ROME – Anyone calling the museum inside the Egyptian Academy in Rome to learn about its opening hours will receive the same answer: ‘We are sorry, the Egyptian museum has closed’. Employees also explained that ‘the artifacts have gone back. It was a temporary exhibit’. The museum’s artwork has been packed and taken back to Egypt, though it is still unclear where, in a without any clamour. This means that, for now, 200 original pieces of art mostly coming from the Egyptian museum in Tahrir square in the capital, are gone. They were brought to the Italian capital by ex-culture Minister Farouk Hosni after the renovation of the historic Egyptian cultural institution founded in 1929.
Back in 2010, the first Egyptian Museum in the capital was inaugurated with a lot of publicity by then-premier Silvio Berlusconi and former Egyptian President Hosni Mubarak.
It is difficult to know why the unique art from the Pharaonic, Greek-Roman, Coptic and Islamic eras of which Rome was so proud has been shipped off to Egypt. According to Egyptian media, the decision was taken directly by the culture ministry with the objective of helping save Egypt’s debt-ridden public finances. The new minister Alaa Abdel Aziz, according to the local Mena news agency, ordered the artifacts back in his efforts to raise money.
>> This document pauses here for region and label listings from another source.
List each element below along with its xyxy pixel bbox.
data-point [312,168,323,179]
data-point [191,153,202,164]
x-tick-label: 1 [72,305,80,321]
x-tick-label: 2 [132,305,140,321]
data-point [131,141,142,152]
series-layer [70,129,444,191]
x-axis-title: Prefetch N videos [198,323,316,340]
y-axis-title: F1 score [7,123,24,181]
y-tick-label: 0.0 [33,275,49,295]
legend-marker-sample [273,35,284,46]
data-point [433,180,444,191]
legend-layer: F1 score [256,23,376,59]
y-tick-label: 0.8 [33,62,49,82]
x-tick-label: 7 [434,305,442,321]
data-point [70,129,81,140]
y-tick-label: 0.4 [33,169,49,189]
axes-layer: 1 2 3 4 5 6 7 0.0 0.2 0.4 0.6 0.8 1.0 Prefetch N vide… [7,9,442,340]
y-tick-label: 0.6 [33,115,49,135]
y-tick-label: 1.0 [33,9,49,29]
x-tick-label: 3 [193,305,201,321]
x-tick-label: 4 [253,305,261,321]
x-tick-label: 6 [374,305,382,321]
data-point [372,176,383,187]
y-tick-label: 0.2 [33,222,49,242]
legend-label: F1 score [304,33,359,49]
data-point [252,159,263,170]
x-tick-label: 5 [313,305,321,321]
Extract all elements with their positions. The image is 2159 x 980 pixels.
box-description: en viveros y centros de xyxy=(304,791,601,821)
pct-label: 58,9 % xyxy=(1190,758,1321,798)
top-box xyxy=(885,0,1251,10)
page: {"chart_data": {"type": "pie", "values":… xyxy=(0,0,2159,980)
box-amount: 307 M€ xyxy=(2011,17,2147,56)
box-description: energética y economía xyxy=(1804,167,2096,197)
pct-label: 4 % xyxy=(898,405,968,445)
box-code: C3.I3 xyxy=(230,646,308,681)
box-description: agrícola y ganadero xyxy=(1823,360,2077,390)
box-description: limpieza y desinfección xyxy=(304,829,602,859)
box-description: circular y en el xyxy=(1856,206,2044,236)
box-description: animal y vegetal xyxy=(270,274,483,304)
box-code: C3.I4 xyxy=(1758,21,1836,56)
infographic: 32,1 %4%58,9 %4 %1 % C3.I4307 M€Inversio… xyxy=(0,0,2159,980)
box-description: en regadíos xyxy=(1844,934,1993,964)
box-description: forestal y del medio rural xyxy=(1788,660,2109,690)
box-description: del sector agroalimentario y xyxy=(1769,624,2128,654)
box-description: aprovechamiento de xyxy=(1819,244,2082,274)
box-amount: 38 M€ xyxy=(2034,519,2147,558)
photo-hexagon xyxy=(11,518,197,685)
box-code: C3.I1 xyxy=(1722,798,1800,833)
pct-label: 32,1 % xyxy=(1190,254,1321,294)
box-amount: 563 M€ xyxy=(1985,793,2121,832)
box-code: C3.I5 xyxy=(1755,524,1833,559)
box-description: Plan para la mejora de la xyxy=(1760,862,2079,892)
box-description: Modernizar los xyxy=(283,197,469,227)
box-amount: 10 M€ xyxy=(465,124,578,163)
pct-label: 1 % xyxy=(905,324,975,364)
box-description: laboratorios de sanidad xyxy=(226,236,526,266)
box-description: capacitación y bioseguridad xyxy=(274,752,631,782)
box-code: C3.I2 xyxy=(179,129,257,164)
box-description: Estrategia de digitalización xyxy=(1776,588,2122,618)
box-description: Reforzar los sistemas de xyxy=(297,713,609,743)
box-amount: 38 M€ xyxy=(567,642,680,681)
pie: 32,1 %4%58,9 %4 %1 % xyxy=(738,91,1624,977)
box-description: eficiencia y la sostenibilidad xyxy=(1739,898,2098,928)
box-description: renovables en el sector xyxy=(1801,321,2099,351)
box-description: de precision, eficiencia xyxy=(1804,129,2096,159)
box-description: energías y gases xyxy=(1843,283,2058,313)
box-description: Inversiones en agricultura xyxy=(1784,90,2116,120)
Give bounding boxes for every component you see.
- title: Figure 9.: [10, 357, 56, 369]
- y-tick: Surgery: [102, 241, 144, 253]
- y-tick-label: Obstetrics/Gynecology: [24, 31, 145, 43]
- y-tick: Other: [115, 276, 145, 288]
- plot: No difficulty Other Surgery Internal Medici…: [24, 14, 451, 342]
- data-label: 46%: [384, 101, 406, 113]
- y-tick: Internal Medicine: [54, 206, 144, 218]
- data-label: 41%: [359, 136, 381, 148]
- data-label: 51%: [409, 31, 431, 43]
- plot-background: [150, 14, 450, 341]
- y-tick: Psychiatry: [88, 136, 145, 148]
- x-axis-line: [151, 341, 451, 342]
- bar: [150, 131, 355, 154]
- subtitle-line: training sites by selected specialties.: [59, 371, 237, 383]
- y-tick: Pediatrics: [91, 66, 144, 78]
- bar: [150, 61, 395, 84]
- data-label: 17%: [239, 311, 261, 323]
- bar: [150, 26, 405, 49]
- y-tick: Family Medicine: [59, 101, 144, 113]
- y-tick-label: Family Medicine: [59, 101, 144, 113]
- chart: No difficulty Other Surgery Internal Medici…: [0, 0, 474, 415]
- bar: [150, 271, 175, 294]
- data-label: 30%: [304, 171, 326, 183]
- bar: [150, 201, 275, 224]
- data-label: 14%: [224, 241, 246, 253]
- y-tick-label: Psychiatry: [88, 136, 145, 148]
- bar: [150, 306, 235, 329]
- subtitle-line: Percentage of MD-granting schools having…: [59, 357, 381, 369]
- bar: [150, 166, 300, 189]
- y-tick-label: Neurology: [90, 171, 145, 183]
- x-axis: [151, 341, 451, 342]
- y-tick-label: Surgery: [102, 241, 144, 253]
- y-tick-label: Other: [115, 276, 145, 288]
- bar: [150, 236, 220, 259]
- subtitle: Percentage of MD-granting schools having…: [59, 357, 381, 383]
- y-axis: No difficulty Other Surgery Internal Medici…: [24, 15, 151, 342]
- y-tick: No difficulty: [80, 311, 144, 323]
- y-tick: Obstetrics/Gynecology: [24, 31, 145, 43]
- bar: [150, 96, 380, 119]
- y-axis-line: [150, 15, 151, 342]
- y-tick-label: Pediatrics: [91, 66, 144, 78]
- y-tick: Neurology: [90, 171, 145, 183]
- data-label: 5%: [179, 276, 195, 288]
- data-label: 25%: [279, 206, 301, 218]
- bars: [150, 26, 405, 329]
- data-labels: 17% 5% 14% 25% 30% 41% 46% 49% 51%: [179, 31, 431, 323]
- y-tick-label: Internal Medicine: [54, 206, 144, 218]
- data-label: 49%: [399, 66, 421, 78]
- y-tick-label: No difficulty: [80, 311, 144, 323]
Abdel Aziz was quoted as saying that since its inauguration ‘the ministry has paid for all maintenance costs of the museum without benefiting from ticket sale revenues’. Access to the museum, however, has always been free not only to students and scholars but to all visitors. The Academy’s director, Gihane Zaki, said that ‘the exhibit of findings was temporary. Ever since its inception, the project provided for the art on show in Rome to return to Egypt after three years’.